The Ecologically True Story of the Tortoise and the Hare
I am conducting research and interviews in/about ecosystems where tortoises and hares actually co-exist. Research has been conducted in Arizona and East Africa. A 3-month multimedia exhibition took place in 2018-2019. Details.
Public Art and Publicly Engaged Art
In the past few years, I have increasingly melded my training in visual arts and my childhood as a 4-H kid learning to quilt and knit. Recent project range from murals to main street beautification, from massive flags commemorating women’s right to vote and fiber arts encouraging everyone to vote. Details.
Ecological Society of America
Section Editor, Communicating Science, The Bulletin of the Ecological Society of America (link): In 2018, I was recruited to launch and edit a new section of ESA’s oldest journal. Effective November 2018, The Bulletin of the Ecological Society of America will now accept submissions for consideration in a new section dedicated to Communicating Science. This new space in the journal provides ESA members interested in communication and engagement a platform for publishing articles on topics of relevance, timeliness, and value for members working at the communications, engagement, and ecology interface. Details and submissions.
Communication and Engagement Section (link): Through a combination of teaching and communicating, I have come to believe deeply in the importance of science communication training. To that end, I co-founded the Communication and Engagement Section of the Ecological Society of America (ESA) in 2014. I regularly co-facilitate science communication training workshops at annual ESA conferences. I also developed and now maintain the Section website, served as Secretary (2015-2016), and was voted to serve as Chairperson-Elect (2016-2017) and Chairperson in 2017-2018.

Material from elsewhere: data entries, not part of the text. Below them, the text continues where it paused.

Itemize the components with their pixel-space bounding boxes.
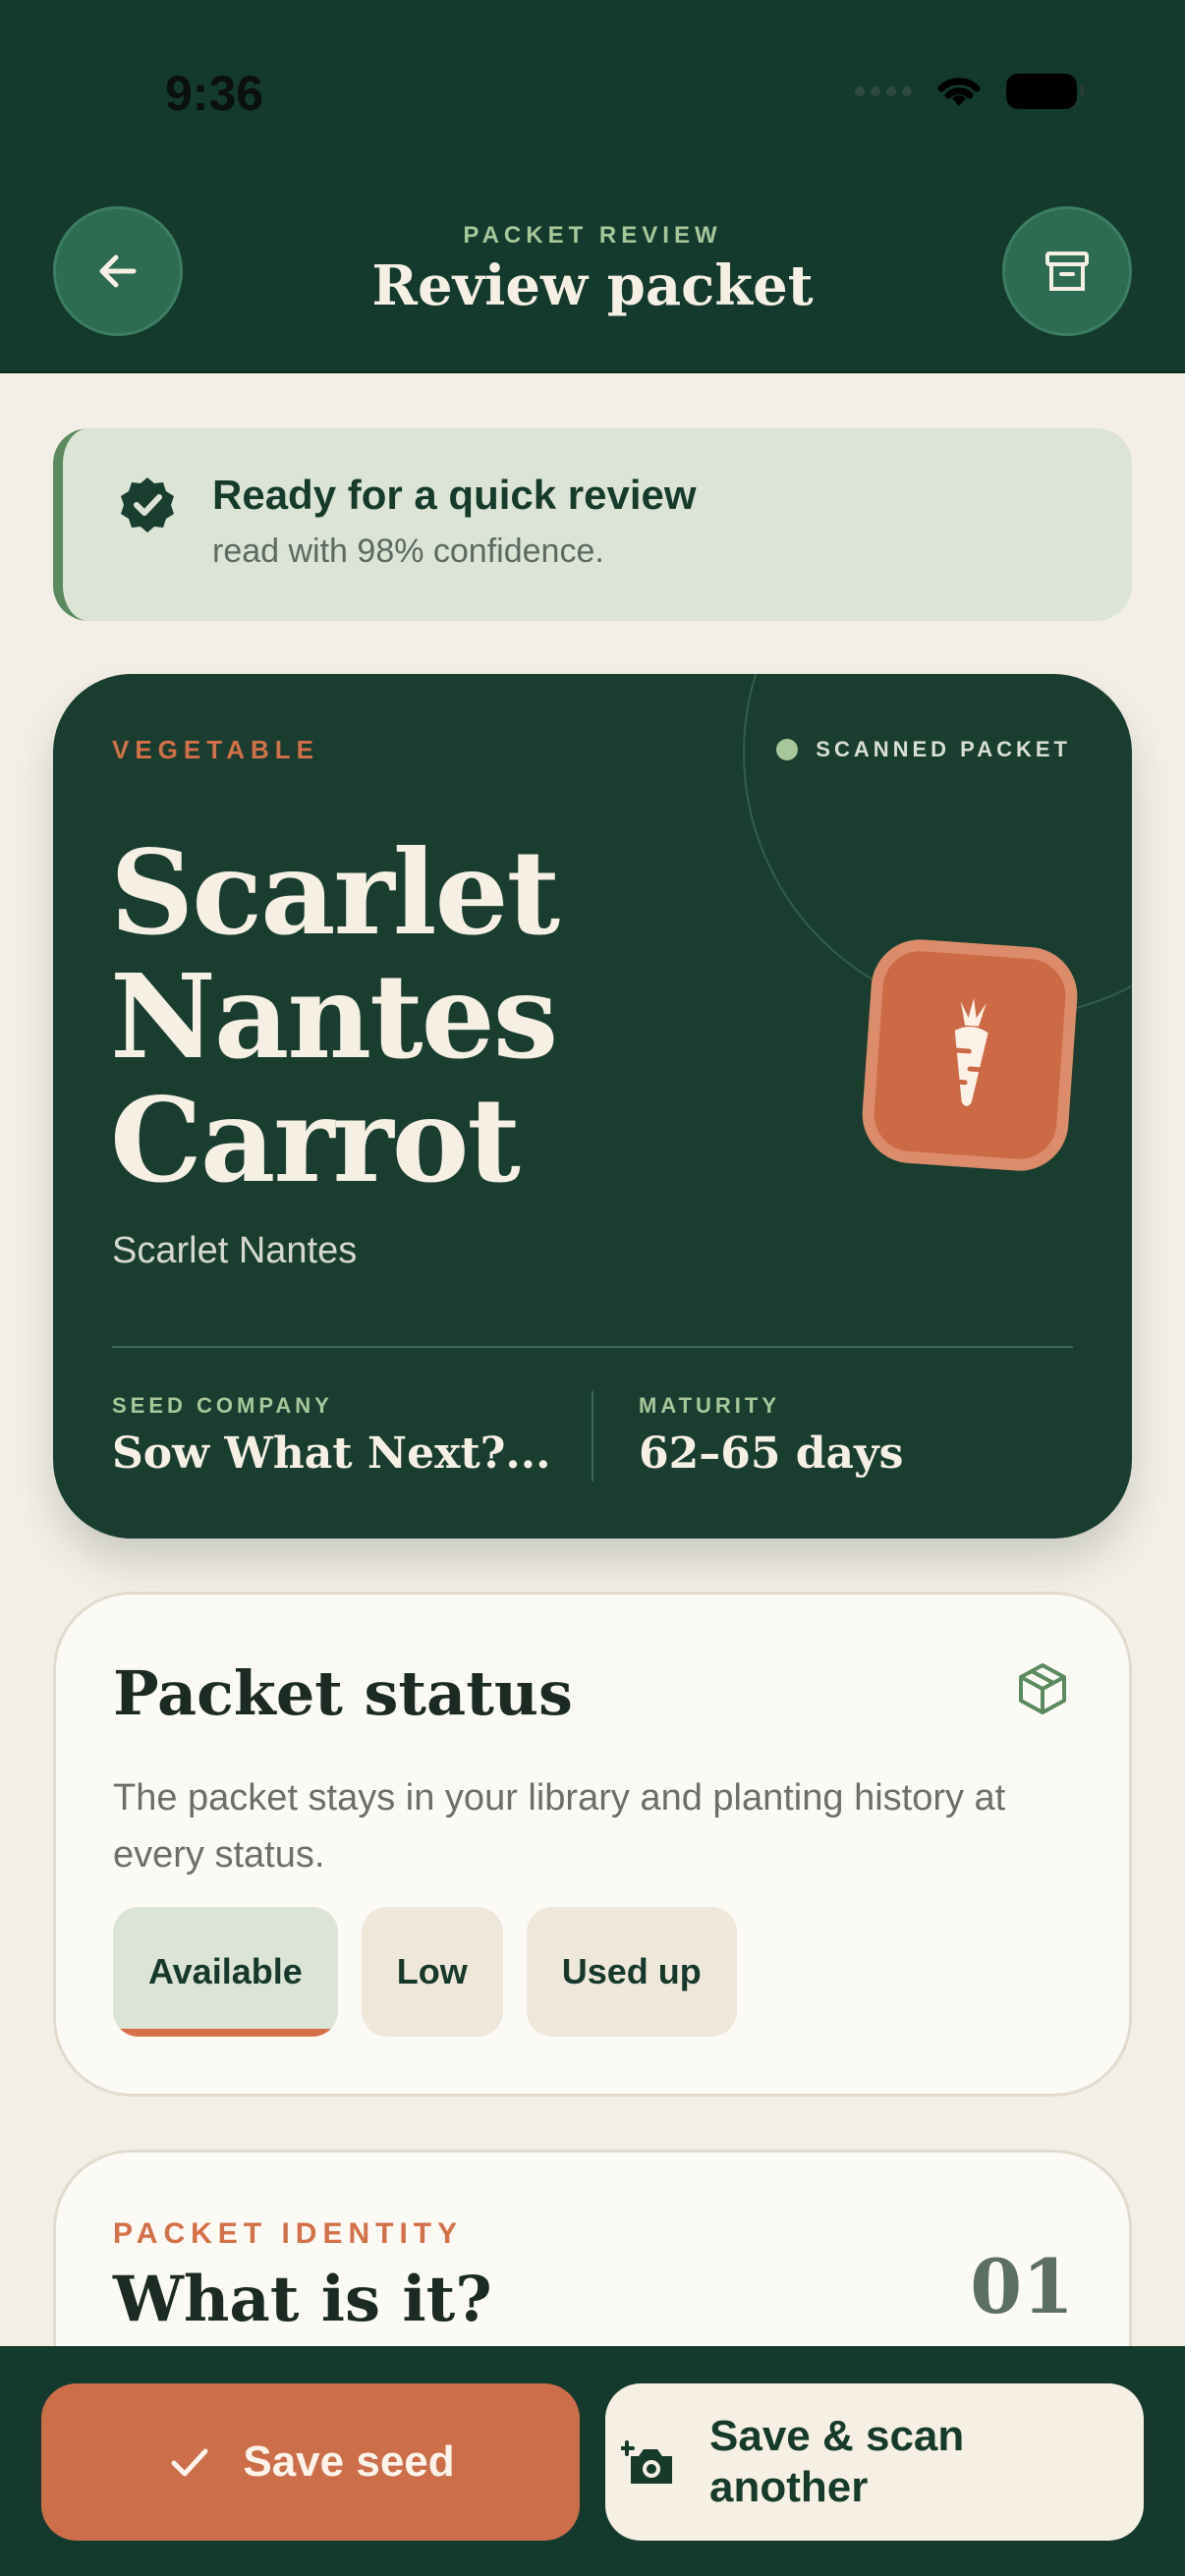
maturity-label: MATURITY [639,1393,781,1418]
verified-badge-icon [121,477,174,532]
package-icon [1019,1663,1066,1714]
status-time: 9:36 [165,66,264,121]
scanned-packet-tag: SCANNED PACKET [776,737,1071,762]
status-option-available[interactable]: Available [113,1907,338,2037]
seed-company-value: Sow What Next?... [112,1428,551,1479]
identity-eyebrow: PACKET IDENTITY [113,2217,464,2250]
status-option-used-up[interactable]: Used up [526,1907,737,2037]
plant-type-label: VEGETABLE [112,735,319,764]
packet-status-card: Packet status The packet stays in your l… [53,1592,1132,2097]
status-card-title: Packet status [113,1657,573,1729]
save-and-scan-label: Save & scan another [709,2412,965,2511]
review-banner: Ready for a quick review read with 98% c… [53,428,1132,621]
bottom-action-bar: Save seed Save & scan another [0,2346,1185,2576]
identity-title: What is it? [113,2263,492,2336]
section-number: 01 [970,2243,1074,2330]
archive-box-icon [1045,252,1089,291]
packet-hero-card: VEGETABLE SCANNED PACKET Scarlet Nantes … [53,674,1132,1539]
save-seed-label: Save seed [243,2437,455,2486]
seed-variety: Scarlet Nantes [112,1230,358,1271]
battery-icon [1006,74,1084,109]
save-and-scan-button[interactable]: Save & scan another [605,2383,1144,2541]
top-header: 9:36 PACKET REVIEW Review packet [0,0,1185,373]
banner-title: Ready for a quick review [212,472,697,518]
banner-subtitle: read with 98% confidence. [212,532,604,570]
meta-divider [592,1391,593,1482]
camera-add-icon [621,2440,672,2484]
maturity-value: 62–65 days [639,1428,904,1479]
seed-company-label: SEED COMPANY [112,1393,333,1418]
checkmark-icon [171,2448,208,2477]
archive-button[interactable] [1002,206,1132,336]
wifi-icon [937,78,981,106]
seed-name: Scarlet Nantes Carrot [110,824,560,1208]
status-options: Available Low Used up [113,1907,737,2037]
status-description: The packet stays in your library and pla… [113,1777,1006,1876]
plant-icon-badge [859,935,1081,1175]
save-seed-button[interactable]: Save seed [41,2383,580,2541]
cellular-signal-icon [855,86,912,96]
status-option-low[interactable]: Low [361,1907,503,2037]
carrot-icon [954,998,988,1106]
hero-divider [112,1346,1073,1348]
status-dot [776,739,799,760]
status-icons [855,73,1084,110]
scanned-packet-label: SCANNED PACKET [816,737,1071,761]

Her Flag: Celebrating the 19th Amendment
36 states ratified the 19th amendment. 36 female artists designed stripes for a massive flag to commemorate these states. I was selected to design Wyoming’s stripe!
My design honors 36 women who inspired and informed my own understanding of equality. These women are all modern women, such as my sisters, mom, aunts, mother-in-law, mentors, and collaborators. Some of these women taught me to empower other women. A few taught me about natural history. One taught me how to teach people about science. Another taught me how to garden, and one introduced me to bluegrass.
Intertwined throughout the stripe, I also added familiar elements of biodiversity that make a place home, such as the Wyoming toad, a ladybug, a chickadee, Indian paintbrush, a beaver, yucca seeds, bison, pronghorn, and more. The background is made of 36 four-patch quilt squares, sewn from my great grandmother’s quilt scraps.